Assange's bond was posted with money from celebrities such as socialite Jemima Khan and filmmakers Ken Loach and Michael Moore.

"They've all come forward and very generously arranged their financial affairs to support him," Stephens said.

Assange and his legal team now have less than a month to prepare their case opposing extradition to Sweden. Swedish authorities are investigating allegations of rape, molestation and unlawful coercion made by two women in connection with separate incidents in August. He has not been charged.

Assange's lawyers say the allegations stem from a dispute over "consensual but unprotected sex" and argue that he has offered to make himself available for questioning via video link or in person in Britain.

His supporters suspect the allegations are politically motivated, stemming from WikiLeaks' recent release of thousands of U.S. diplomatic cables as well as having published secret U.S. military documents on the wars in Iraq and Afghanistan.

Building A Case In Washington

Meanwhile, federal investigators in Virginia are exploring a wide range of legal options to try to build a criminal case against Assange. The Justice Department is treading carefully, however, because prosecutors don't want to move too soon or to use a legal theory that sets a bad precedent for mainstream media organizations.

Former Justice Department official Kenneth Wainstein told the House Judiciary Committee on Thursday that the stakes couldn't be higher.

"If WikiLeaks and Assange end up facing no charges for their mass document releases, which are about as audacious as I've ever heard of, they will conclude that they're legally invulnerable," he said. "They'll redouble their efforts to match or exceed their recent exploits, and copycat operations will sprout up around the Internet."

U.S. lawmakers from both political parties are offering to rewrite a 100-year-old espionage law to make it easier to prosecute Assange. Others are urging the FBI to concentrate on whether Assange encouraged the young Army private suspected of leaking secret diplomatic cables. They suggest that if he provided technical help or money, he could be charged with conspiracy or aiding the government leaker.
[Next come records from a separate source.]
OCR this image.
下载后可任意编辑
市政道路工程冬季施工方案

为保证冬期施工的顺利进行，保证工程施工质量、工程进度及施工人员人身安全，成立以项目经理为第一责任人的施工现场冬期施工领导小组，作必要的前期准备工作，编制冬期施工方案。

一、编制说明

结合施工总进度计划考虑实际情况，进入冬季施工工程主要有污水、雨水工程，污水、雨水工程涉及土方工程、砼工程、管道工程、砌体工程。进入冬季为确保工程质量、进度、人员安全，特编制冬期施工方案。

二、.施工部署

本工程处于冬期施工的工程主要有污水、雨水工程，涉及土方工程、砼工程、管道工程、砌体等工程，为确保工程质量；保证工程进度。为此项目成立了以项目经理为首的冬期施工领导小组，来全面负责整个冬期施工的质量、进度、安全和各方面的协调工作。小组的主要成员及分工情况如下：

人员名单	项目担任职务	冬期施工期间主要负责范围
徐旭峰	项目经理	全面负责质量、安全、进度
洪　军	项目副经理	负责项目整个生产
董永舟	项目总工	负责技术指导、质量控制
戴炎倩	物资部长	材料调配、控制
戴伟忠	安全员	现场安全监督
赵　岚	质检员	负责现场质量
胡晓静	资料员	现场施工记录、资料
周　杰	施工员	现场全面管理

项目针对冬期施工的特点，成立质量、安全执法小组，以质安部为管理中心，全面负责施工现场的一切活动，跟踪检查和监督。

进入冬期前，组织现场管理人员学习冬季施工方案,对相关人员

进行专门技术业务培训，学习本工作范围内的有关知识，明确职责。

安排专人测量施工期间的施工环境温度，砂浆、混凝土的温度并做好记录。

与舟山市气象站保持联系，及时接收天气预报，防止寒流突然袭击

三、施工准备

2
But Stephen Vladeck, a law professor at American University, told lawmakers that might be problematic.

"The espionage act has not previously been used to my knowledge," he said, "to prosecute someone on an inchoate theory of liability as an aider-abetter or co-conspirator, etc."
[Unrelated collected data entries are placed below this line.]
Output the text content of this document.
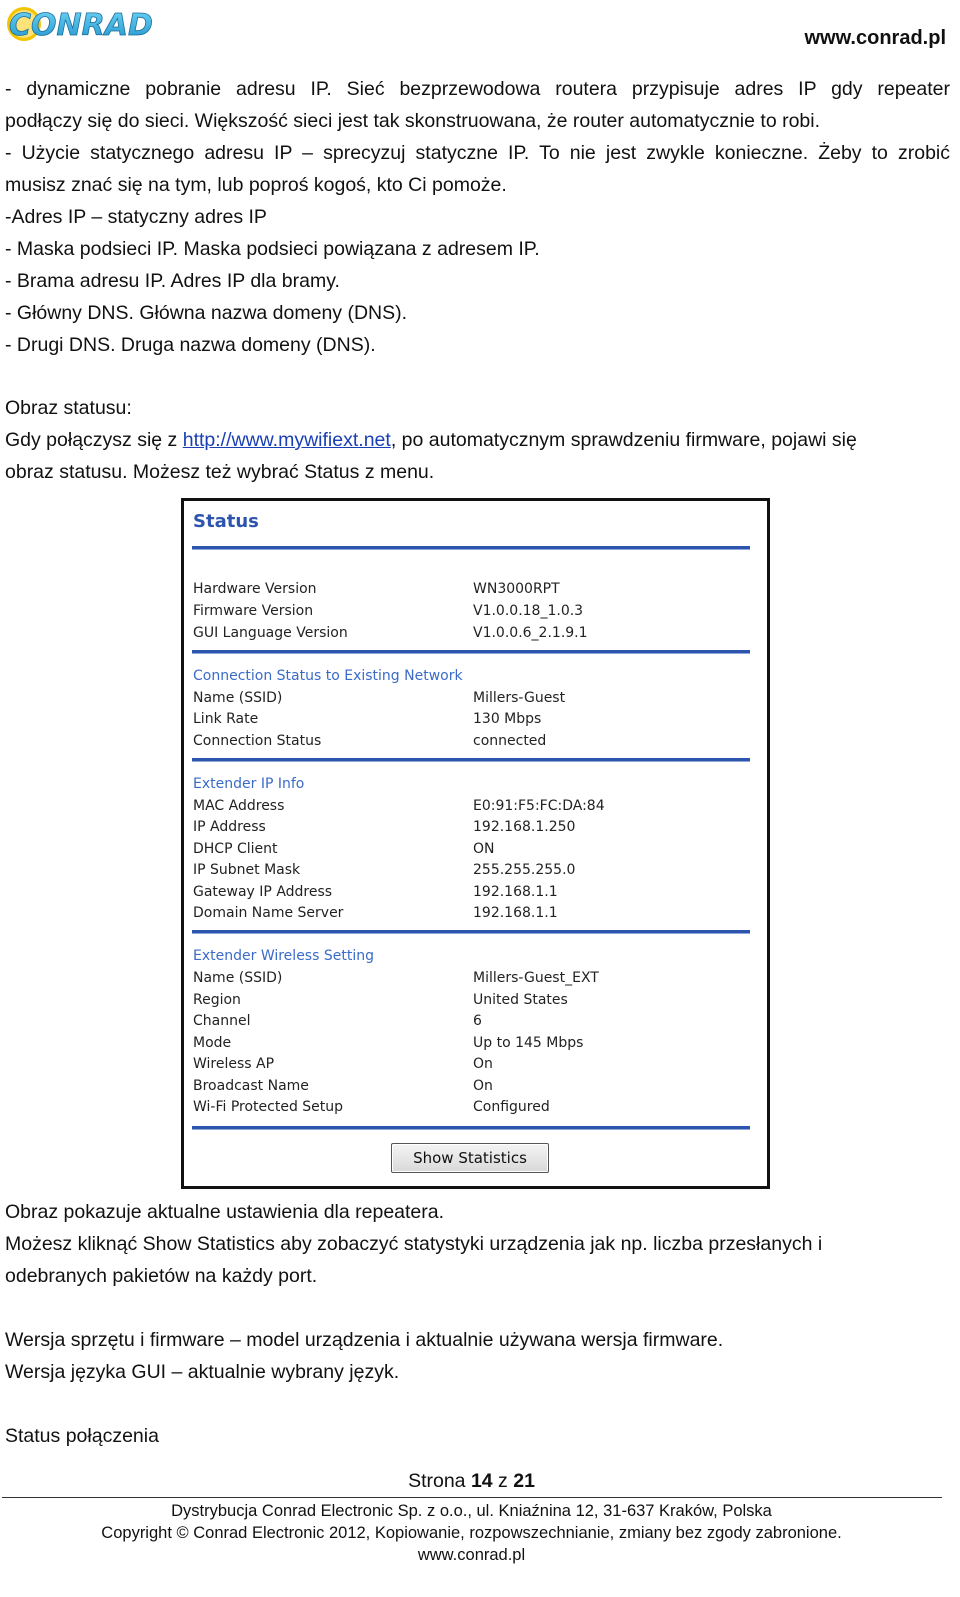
CONRAD	www.conrad.pl

- dynamiczne pobranie adresu IP. Sieć bezprzewodowa routera przypisuje adres IP gdy repeater

podłączy się do sieci. Większość sieci jest tak skonstruowana, że router automatycznie to robi.

- Użycie statycznego adresu IP – sprecyzuj statyczne IP. To nie jest zwykle konieczne. Żeby to zrobić

musisz znać się na tym, lub poproś kogoś, kto Ci pomoże.

-Adres IP – statyczny adres IP

- Maska podsieci IP. Maska podsieci powiązana z adresem IP.

- Brama adresu IP. Adres IP dla bramy.

- Główny DNS. Główna nazwa domeny (DNS).

- Drugi DNS. Druga nazwa domeny (DNS).

Obraz statusu:

Gdy połączysz się z http://www.mywifiext.net, po automatycznym sprawdzeniu firmware, pojawi się

obraz statusu. Możesz też wybrać Status z menu.

Status
Hardware Version	WN3000RPT
Firmware Version	V1.0.0.18_1.0.3
GUI Language Version	V1.0.0.6_2.1.9.1
Connection Status to Existing Network
Name (SSID)	Millers-Guest
Link Rate	130 Mbps
Connection Status	connected
Extender IP Info
MAC Address	E0:91:F5:FC:DA:84
IP Address	192.168.1.250
DHCP Client	ON
IP Subnet Mask	255.255.255.0
Gateway IP Address	192.168.1.1
Domain Name Server	192.168.1.1
Extender Wireless Setting
Name (SSID)	Millers-Guest_EXT
Region	United States
Channel	6
Mode	Up to 145 Mbps
Wireless AP	On
Broadcast Name	On
Wi-Fi Protected Setup	Configured
Show Statistics

Obraz pokazuje aktualne ustawienia dla repeatera.

Możesz kliknąć Show Statistics aby zobaczyć statystyki urządzenia jak np. liczba przesłanych i

odebranych pakietów na każdy port.

Wersja sprzętu i firmware – model urządzenia i aktualnie używana wersja firmware.

Wersja języka GUI – aktualnie wybrany język.

Status połączenia

Strona 14 z 21
Dystrybucja Conrad Electronic Sp. z o.o., ul. Kniaźnina 12, 31-637 Kraków, Polska
Copyright © Conrad Electronic 2012, Kopiowanie, rozpowszechnianie, zmiany bez zgody zabronione.
www.conrad.pl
Prominent Washington attorney Abbe Lowell said reporters are constantly trying to wheedle information out of government sources.

"Press people cajole, encourage, flatter, talk to people in the government all the time," he said. "They are actively engaged in trying to find out that which the government does not want to disclose."

With reporting from Larry Miller, NPR's Philip Reeves in London and NPR's Carrie Johnson in Washington, D.C. This report contains material from The Associated Press.